"Very little," Osborn replied. "Corn's too dear. The Tarnside pheasants live on the country."
"I expect that really means they live on the farmers!"
Osborn frowned. It was Jardine's habit to make stupid remarks like that;
Osborn wondered whether the fellow thought them smart.
"The farmers knew my rules when they signed the lease," he said. "Anyhow, pheasants do much less damage than ground game, and I don't think my tenants have left a hare in the dale."
Jardine began to talk about something else, and no more was said about Osborn's grievances until the party met on the new terrace in the twilight. The tarn glimmered with faint reflections from the west, but thin mist drifted across the pastures, and the hills rose, vague and black, against the sky, in which a half moon shone. Osborn, sitting at the top of the shallow steps that went down to the lawn, grumbled to his wife about the day's shooting.
"I don't think I'm an exacting landlord," he remarked. "In fact, since I ask for nothing but a little give-and-take, it's annoying when people spoil my sport. Dowthwaite made himself unpleasant about his broken wall, the Askews turned the grouse back, and then I found the Allerby cottage children, ransacking Redmire Wood when the pheasants were going to roost."

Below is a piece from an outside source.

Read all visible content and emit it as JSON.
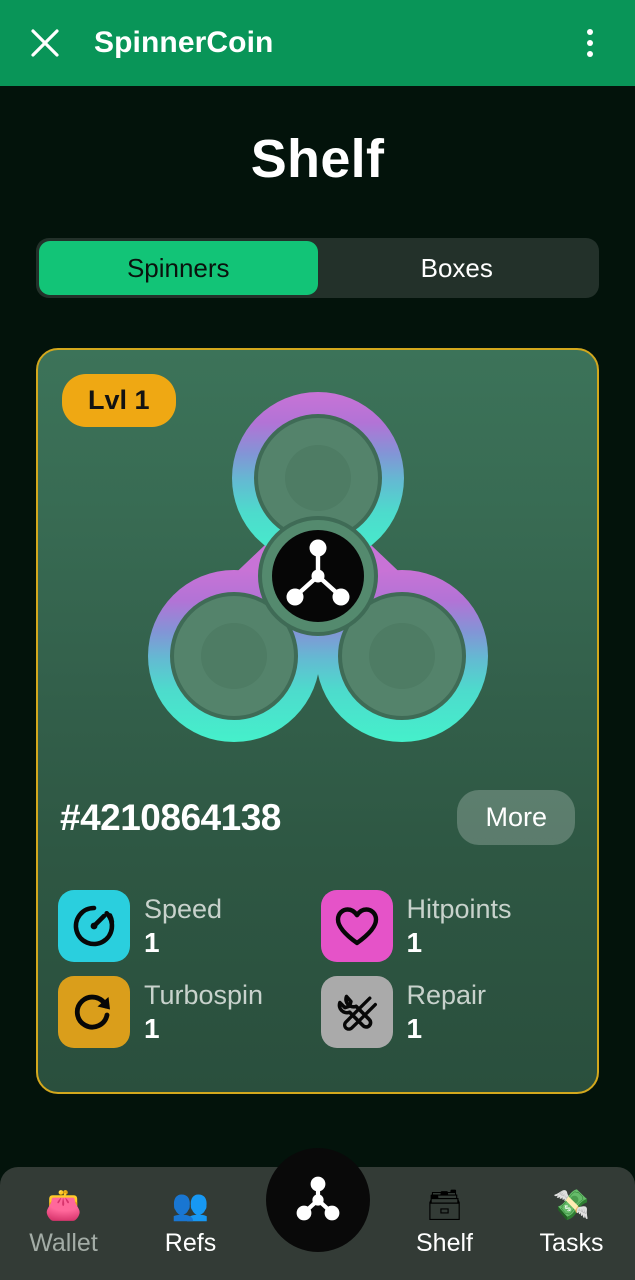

Grace, who stood close by with Thorn, indicated the smooth gravel and the low, wide-topped wall on which red geraniums grew.
"This," she said, "is a great improvement on the old grass bank. The wide steps and broad slate coping have an artistic effect. However, you can't often get the things you like without paying."
"Very true, but rather trite," Osborn agreed. "I don't see how it applies."
"Well, I'm really sympathetic about your spoiled day, but it looks as if all your disappointments sprang from the same cause."